Randolph’s success this season does not surprise former Blazers assistant Monty Williams, now the head coach of the New Orleans Hornets. He is someone who remembers his Portland stint as a period of growth for himself and Randolph too. While Kerr reflects more on Randolph’s on the court success early on in his career, Williams recalls the person he met 11 years ago during his rookie season with the Trail Blazers in 2001.

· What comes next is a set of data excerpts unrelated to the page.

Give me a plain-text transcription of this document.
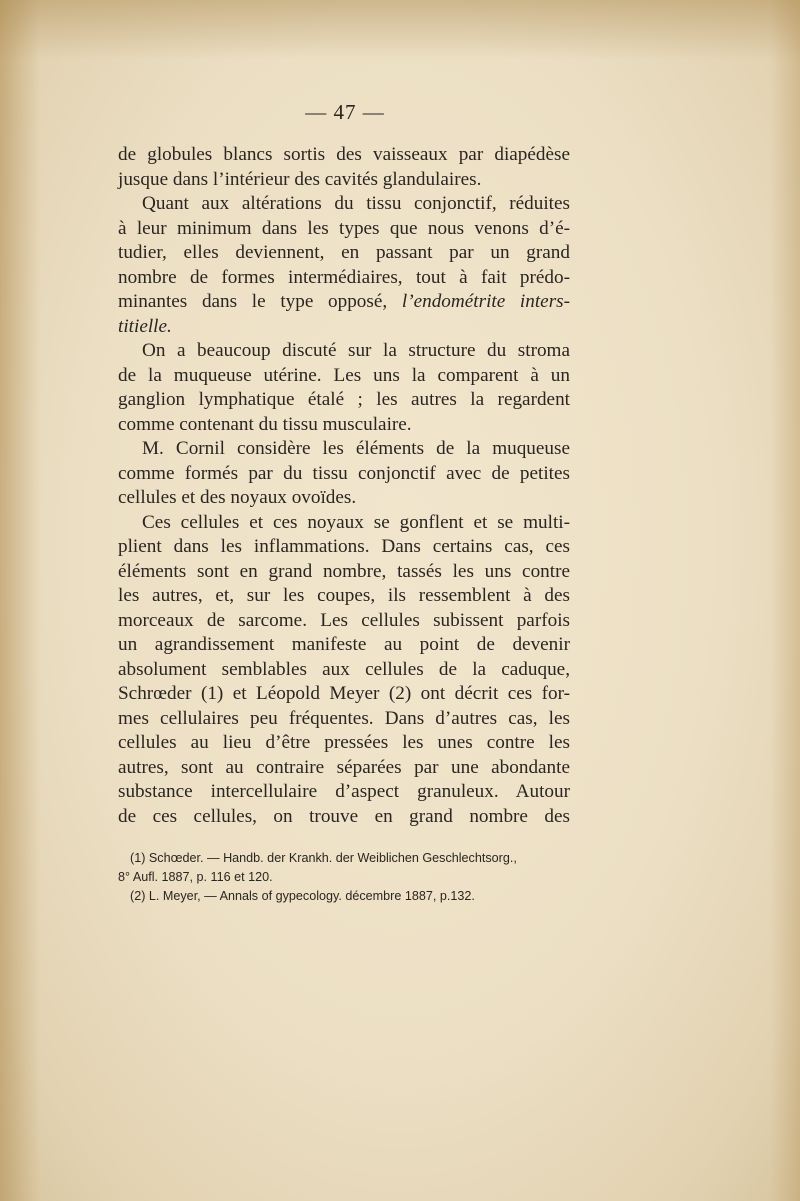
— 47 —
de globules blancs sortis des vaisseaux par diapédèse
jusque dans l’intérieur des cavités glandulaires.
Quant aux altérations du tissu conjonctif, réduites
à leur minimum dans les types que nous venons d’é-
tudier, elles deviennent, en passant par un grand
nombre de formes intermédiaires, tout à fait prédo-
minantes dans le type opposé, l’endométrite inters-
titielle.
On a beaucoup discuté sur la structure du stroma
de la muqueuse utérine. Les uns la comparent à un
ganglion lymphatique étalé ; les autres la regardent
comme contenant du tissu musculaire.
M. Cornil considère les éléments de la muqueuse
comme formés par du tissu conjonctif avec de petites
cellules et des noyaux ovoïdes.
Ces cellules et ces noyaux se gonflent et se multi-
plient dans les inflammations. Dans certains cas, ces
éléments sont en grand nombre, tassés les uns contre
les autres, et, sur les coupes, ils ressemblent à des
morceaux de sarcome. Les cellules subissent parfois
un agrandissement manifeste au point de devenir
absolument semblables aux cellules de la caduque,
Schrœder (1) et Léopold Meyer (2) ont décrit ces for-
mes cellulaires peu fréquentes. Dans d’autres cas, les
cellules au lieu d’être pressées les unes contre les
autres, sont au contraire séparées par une abondante
substance intercellulaire d’aspect granuleux. Autour
de ces cellules, on trouve en grand nombre des
(1) Schœder. — Handb. der Krankh. der Weiblichen Geschlechtsorg.,
8° Aufl. 1887, p. 116 et 120.
(2) L. Meyer, — Annals of gypecology. décembre 1887, p.132.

"I've met two tough guys who I've been in the league with, Charles Oakley and Zach Randolph. Those are guys you probably don't want to push the wrong way, but those are guys that will literally give you the shirt off their back and pay for somebody's funeral that they don't even know," Williams said."He's a good kid. He's a good father and he's grown up in that. He's got a beautiful family. People are always expecting perfection. But if you're looking for that, keep looking because you're not going to find anybody perfect. But if you're looking for a guy who's just real — not perfect, but real — then Zach's your guy."
The imperfect persona of Randolph has been embraced so well by those in the City of Memphis. Z-Bo has engrained himself in the community, giving away food baskets during the Thanksgiving holidays and hosting a coat drive to benefit local youth during the month of December. Fans come to see Randolph post double-doubles at FedExForum but they also feel as though they know the real Zach off-the-court when they see him around town, a blend that has fascinated the Bluff City to quickly accept him as a fan favorite. When it comes to his current teammates though, they are continually impressed by Randolph’s intensity and dedication on the court. Z-Bo is a leader in the Grizzlies locker room and he has earned the respect of other veteran players on the roster. “Zach can get a double-double with one leg and with one arm,” Rudy Gay said of his backcourt teammate. “He’s tenacious out there and he’s going to make sure his presence is felt.”
“He's got a strong upper body. He hits you first to get you off balance," Marc Gasol said of Randolph. "And then he has great hands. Zach understands that the reason he became an all star (in 2010) is because he won," Gasol said. "Anybody can score 20 points in this league, honestly. But can you go out and do your job and still win? That's the key. He's doing that."